Thanks for taking a look at this. kirby81:
2008/5/17 Andrew Coppin
: Hi folks.
OK, try this:
darcs get http://darcs.orphi.me.uk/MyMD5 cd MyMD5 ghc -O2 --make md5sum md5sum <some large filename>
I've got some time to take a look at the code. It's very nice, readable and declarative, but obviously not optimized for "raw speed". There're a few things to do to have a speed-up of 2x, without going "low-level".
1) There's a lazyness leak in Pad.hs. The sum in: else make_block_bs bs0 : work (n + block_size_bytes) bs1 is not strict. With a very large file (e.g. 100 mb) it means stack overflow.
[roxas:~/Desktop/test2/MyMD5] kirby% ghc -O2 --make md5sum.hs
[roxas:~/Desktop/test2/MyMD5] kirby% time ./md5sum ../../jboss-4.2.2.GA.zip Stack space overflow: current size 8388608 bytes. Use `+RTS -Ksize' to increase it.
To solve it just add a bang (!) before the n parameter:
work !n bs =
You've got to add {-# LANGUAGE BangPatterns #-} at the top of the file too. There're solutions that don't imply BangPatterns, and use only seq, but I like bang patterns!
Now it works: [roxas:~/Desktop/test2/MyMD5] kirby% time ./md5sum ../../jboss-4.2.2.GA.zip E6542028D538BAEC180A96A5D1E6EC3A 11.958u 0.210s 0:12.19 99.7% 0+0k 0+2io 0pf+0w
Good idea. I saw some lazy left folds in there too, which look suspicious.
2) make_block_bs is sub-optimal, and very critical to performance.

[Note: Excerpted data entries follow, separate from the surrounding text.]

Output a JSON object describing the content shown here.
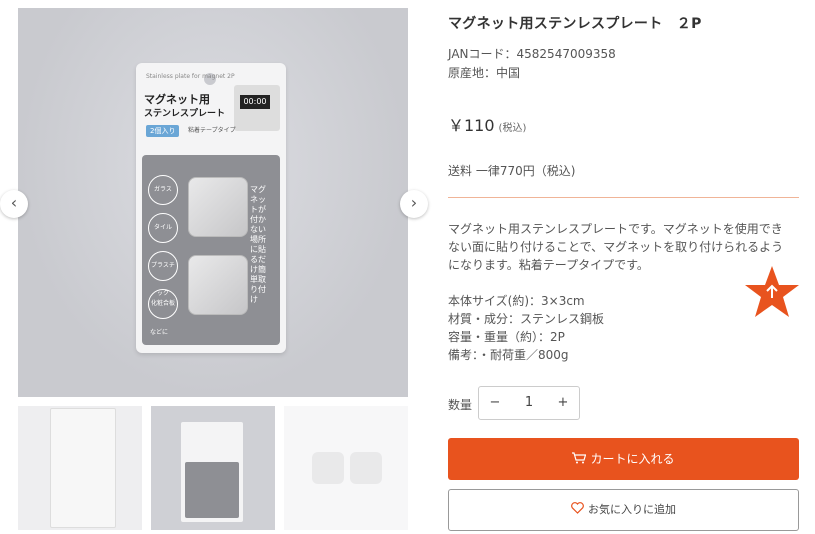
{
  "product": {
    "title": "マグネット用ステンレスプレート　２P",
    "jan": "JANコード：4582547009358",
    "origin": "原産地：中国",
    "price": "￥110",
    "price_tax": "(税込)",
    "shipping": "送料 一律770円（税込)",
    "description": "マグネット用ステンレスプレートです。マグネットを使用できない面に貼り付けることで、マグネットを取り付けられるようになります。粘着テープタイプです。",
    "specs": [
      "本体サイズ(約)：3×3cm",
      "材質・成分：ステンレス鋼板",
      "容量・重量（約）：2P",
      "備考：・耐荷重／800g"
    ]
  },
  "quantity": {
    "label": "数量",
    "value": "1",
    "minus": "−",
    "plus": "+"
  },
  "buttons": {
    "cart": "カートに入れる",
    "favorite": "お気に入りに追加"
  },
  "gallery": {
    "prev": "‹",
    "next": "›",
    "package": {
      "english": "Stainless plate\nfor magnet 2P",
      "title_line1": "マグネット用",
      "title_line2": "ステンレスプレート",
      "badge": "2個入り",
      "tape": "粘着テープタイプ",
      "circles": [
        "ガラス",
        "タイル",
        "プラスチック",
        "化粧合板"
      ],
      "etc": "などに",
      "vertical": "マグネットが付かない場所に貼るだけ簡単取り付け",
      "timer": "00:00"
    }
  },
  "colors": {
    "accent": "#e8531e",
    "divider": "#f0b497"
  },
  "icons": {
    "cart": "cart-icon",
    "heart": "heart-icon",
    "star": "star-icon"
  }
}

I decided to use Data.Binary for it (it's also more readable, and you get rid of the unsafeWrite): import Data.Binary import Data.Binary.Get import Control.Monad
// ...
instance Binary Block where put _ = undefined get = do xs <- replicateM 16 getWord32le return $ Block $ listArray (0, 15) xs
make_block_bs :: B.ByteString -> Block make_block_bs = decode
Now we are getting faster: [roxas:~/Desktop/test2/MyMD5] kirby% time ./md5sum ../../jboss-4.2.2.GA.zip E6542028D538BAEC180A96A5D1E6EC3A 8.063u 0.174s 0:08.23 100.0% 0+0k 0+0io 0pf+0w
Definitely a good idea.
3) You are doing a lot of access to fields of a strict data type (State). You can at least ask the compiler to help you a bit with -funbox-strict-fields.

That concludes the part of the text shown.